Me hallaba sin palabras, incapaz de formular una respuesta. Pero antes de que pudiera hacerlo, el «Conspirador Secreto» intervino. 「No es nadie. Dejadlo marchar.」
Por un instante, su mirada se posó en mí con una intensidad inusual. A diferencia de su costumbre, sus ojos revelaban emociones nítidas. Su anhelo de que yo lograra escapar de este lugar era palpable.
Sin embargo, la situación seguía siendo precaria: Uriel clausuraba el portal con una fuerza implacable. Alternó su mirada, que antes se había centrado en el «Conspirador Secreto», hacia mí, con ojos insondables, antes de volver a abrir la boca.
「Incluso después de haber arruinado tu propia regresión y alterado la continuidad temporal de otra persona, ¿aún tienes algo que deseas proteger?」
Su poder se manifestó en un instante, envolviéndome. Este podría ser el más aciago de los escenarios.
«Muy bien. Encerraré a este bastardo contigo.»
«Disfruta de tu sueño eterno junto a tu camarada, entonces.»
¡Un momento! ¿Acaso no deberías escuchar también mi perspectiva?

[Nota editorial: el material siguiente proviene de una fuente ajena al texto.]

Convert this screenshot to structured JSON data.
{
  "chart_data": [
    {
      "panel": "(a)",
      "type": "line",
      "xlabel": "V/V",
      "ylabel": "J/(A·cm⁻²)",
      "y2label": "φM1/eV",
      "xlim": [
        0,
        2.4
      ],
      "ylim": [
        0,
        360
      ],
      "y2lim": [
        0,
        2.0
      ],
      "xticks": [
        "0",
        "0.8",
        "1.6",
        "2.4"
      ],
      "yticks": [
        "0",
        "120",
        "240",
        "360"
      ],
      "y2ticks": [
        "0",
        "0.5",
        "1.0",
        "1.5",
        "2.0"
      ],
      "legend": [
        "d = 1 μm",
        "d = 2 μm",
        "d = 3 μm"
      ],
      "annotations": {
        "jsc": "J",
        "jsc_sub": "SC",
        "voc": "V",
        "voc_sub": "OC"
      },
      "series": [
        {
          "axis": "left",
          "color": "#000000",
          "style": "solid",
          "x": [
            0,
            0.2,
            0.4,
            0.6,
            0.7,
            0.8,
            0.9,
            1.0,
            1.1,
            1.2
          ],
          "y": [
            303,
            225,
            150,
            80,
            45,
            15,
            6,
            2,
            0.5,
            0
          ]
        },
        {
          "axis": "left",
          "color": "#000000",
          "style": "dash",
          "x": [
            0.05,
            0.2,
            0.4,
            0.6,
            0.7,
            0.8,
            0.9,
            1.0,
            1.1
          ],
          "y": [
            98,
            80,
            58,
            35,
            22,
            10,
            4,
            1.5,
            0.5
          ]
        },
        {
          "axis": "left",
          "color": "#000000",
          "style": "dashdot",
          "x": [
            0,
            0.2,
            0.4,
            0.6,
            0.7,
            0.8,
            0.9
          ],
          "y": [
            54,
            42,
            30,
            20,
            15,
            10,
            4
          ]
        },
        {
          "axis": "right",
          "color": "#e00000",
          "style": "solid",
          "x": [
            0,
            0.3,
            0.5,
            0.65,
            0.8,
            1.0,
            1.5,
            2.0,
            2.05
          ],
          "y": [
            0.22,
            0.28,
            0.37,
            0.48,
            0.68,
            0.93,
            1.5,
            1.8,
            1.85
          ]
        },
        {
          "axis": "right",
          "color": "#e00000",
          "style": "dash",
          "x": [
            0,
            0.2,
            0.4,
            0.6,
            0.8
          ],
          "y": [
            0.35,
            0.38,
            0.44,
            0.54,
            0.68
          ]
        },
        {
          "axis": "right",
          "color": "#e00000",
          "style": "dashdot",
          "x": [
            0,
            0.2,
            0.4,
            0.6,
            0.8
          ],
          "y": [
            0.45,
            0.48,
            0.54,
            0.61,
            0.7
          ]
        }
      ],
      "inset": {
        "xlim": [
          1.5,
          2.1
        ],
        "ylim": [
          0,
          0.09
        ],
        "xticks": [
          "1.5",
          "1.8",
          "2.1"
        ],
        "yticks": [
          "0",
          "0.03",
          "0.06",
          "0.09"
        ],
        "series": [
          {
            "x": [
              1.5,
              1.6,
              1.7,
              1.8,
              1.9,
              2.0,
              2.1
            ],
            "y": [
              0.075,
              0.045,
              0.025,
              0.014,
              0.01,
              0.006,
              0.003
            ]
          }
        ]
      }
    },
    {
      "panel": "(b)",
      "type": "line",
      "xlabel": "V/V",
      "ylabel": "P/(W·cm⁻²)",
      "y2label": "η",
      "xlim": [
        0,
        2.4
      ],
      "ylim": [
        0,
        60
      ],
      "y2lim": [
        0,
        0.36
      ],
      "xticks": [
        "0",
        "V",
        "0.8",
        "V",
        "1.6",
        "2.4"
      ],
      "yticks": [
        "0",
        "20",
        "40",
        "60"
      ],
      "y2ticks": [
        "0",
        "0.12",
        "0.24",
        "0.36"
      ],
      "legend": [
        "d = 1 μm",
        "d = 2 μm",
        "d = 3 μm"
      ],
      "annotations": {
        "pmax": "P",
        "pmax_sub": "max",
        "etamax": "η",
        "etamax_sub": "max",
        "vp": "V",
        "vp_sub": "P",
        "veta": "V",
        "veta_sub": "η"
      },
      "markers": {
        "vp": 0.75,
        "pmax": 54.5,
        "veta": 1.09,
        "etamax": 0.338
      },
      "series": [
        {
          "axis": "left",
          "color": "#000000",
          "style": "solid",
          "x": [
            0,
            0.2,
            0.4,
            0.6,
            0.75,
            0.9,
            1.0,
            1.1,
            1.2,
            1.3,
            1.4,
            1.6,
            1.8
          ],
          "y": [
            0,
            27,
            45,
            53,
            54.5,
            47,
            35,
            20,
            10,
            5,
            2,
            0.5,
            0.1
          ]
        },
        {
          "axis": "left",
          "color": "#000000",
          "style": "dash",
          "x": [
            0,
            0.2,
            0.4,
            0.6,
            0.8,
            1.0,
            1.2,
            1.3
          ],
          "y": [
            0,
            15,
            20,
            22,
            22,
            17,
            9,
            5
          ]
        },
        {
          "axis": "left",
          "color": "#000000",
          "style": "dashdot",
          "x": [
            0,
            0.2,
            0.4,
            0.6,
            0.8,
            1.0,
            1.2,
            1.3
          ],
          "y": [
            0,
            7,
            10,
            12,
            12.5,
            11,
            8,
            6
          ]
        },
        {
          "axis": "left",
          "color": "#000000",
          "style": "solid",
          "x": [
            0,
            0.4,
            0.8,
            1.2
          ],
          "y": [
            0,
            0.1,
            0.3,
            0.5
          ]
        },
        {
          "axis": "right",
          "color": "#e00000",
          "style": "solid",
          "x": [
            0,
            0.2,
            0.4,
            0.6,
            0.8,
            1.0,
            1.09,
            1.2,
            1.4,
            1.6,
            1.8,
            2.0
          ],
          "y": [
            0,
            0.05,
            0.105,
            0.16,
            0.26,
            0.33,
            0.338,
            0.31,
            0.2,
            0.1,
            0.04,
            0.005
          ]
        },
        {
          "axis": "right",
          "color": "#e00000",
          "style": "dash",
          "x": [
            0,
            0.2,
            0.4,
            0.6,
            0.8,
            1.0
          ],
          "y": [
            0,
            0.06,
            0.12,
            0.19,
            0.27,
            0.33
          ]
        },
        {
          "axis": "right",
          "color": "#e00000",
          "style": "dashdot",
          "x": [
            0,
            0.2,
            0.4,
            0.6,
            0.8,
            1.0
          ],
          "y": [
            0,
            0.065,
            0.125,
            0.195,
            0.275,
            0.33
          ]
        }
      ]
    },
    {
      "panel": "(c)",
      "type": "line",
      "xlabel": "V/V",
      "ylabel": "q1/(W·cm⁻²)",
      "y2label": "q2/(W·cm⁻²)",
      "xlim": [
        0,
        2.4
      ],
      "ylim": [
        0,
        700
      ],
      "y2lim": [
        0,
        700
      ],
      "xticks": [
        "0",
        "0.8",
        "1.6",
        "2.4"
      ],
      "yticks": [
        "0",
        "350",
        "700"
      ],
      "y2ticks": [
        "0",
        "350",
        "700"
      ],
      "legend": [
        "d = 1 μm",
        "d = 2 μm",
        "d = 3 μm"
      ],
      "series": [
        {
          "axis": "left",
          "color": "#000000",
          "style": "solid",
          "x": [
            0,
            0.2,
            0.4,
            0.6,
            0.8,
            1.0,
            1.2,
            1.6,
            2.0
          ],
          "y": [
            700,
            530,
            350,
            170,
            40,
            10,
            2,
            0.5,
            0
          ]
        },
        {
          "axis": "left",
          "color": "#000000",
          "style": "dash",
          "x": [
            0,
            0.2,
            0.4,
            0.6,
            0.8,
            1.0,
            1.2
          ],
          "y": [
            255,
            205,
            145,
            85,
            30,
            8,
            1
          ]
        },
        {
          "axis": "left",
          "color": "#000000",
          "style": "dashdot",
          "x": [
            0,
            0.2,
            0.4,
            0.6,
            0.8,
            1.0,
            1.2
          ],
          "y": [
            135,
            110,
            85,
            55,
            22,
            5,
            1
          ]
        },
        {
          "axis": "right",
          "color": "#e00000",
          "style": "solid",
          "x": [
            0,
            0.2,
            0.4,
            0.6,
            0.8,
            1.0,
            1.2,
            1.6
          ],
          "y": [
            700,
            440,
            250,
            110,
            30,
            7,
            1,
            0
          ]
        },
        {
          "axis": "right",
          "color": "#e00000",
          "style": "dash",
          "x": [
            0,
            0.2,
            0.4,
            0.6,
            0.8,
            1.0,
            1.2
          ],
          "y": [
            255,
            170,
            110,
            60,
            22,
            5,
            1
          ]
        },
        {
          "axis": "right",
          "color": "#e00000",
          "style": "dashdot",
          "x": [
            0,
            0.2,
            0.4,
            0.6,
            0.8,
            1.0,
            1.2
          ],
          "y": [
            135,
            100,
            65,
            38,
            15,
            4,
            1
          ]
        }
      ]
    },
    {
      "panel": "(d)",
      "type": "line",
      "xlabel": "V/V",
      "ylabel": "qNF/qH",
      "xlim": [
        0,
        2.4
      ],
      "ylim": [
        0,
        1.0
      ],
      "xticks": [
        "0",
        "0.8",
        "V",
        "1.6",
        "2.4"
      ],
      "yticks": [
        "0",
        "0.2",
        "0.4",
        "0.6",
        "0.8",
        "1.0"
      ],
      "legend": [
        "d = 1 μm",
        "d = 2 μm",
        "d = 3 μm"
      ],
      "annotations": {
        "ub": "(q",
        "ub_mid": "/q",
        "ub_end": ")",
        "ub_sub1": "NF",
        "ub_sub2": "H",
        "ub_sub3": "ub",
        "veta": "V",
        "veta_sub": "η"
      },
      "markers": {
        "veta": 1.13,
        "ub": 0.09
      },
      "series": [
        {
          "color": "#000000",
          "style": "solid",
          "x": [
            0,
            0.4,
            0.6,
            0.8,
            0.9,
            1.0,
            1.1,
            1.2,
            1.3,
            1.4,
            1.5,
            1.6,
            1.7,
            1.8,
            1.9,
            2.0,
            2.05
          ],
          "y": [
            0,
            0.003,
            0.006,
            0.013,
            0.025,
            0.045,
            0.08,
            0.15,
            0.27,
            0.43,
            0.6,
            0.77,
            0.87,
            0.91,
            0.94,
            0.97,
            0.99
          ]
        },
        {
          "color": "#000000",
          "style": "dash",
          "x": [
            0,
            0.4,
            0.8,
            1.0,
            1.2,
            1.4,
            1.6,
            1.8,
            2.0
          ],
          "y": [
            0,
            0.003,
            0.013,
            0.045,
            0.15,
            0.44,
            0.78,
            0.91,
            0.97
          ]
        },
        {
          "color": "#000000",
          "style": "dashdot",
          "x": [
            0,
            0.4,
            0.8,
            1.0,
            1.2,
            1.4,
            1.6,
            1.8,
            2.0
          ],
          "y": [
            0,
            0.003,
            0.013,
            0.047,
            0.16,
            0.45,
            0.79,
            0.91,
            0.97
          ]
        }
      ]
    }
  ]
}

Uriel me miró con una furia gélida, como si estuviera profiriendo insensateces. Lejos de amedrentarme, le repliqué con vehemencia.
«Comprendo tu perspectiva. Sé cuán agraviada te sientes después de que tu línea temporal se viera distorsionada, y entiendo tu ira. Sin embargo, esto es un error. Esta no es tu línea temporal. Lo que intentas hacer es idéntico a lo que hizo aquel a quien aborreces, ¡el «Conspirador Secreto»!»
Mientras exponía mi argumento con vehemencia, un dolor lacerante comenzó a punzar mi frente. Me dolía la cabeza, a pesar de que carecía de forma corpórea. La presión de la diadema se acrecentaba.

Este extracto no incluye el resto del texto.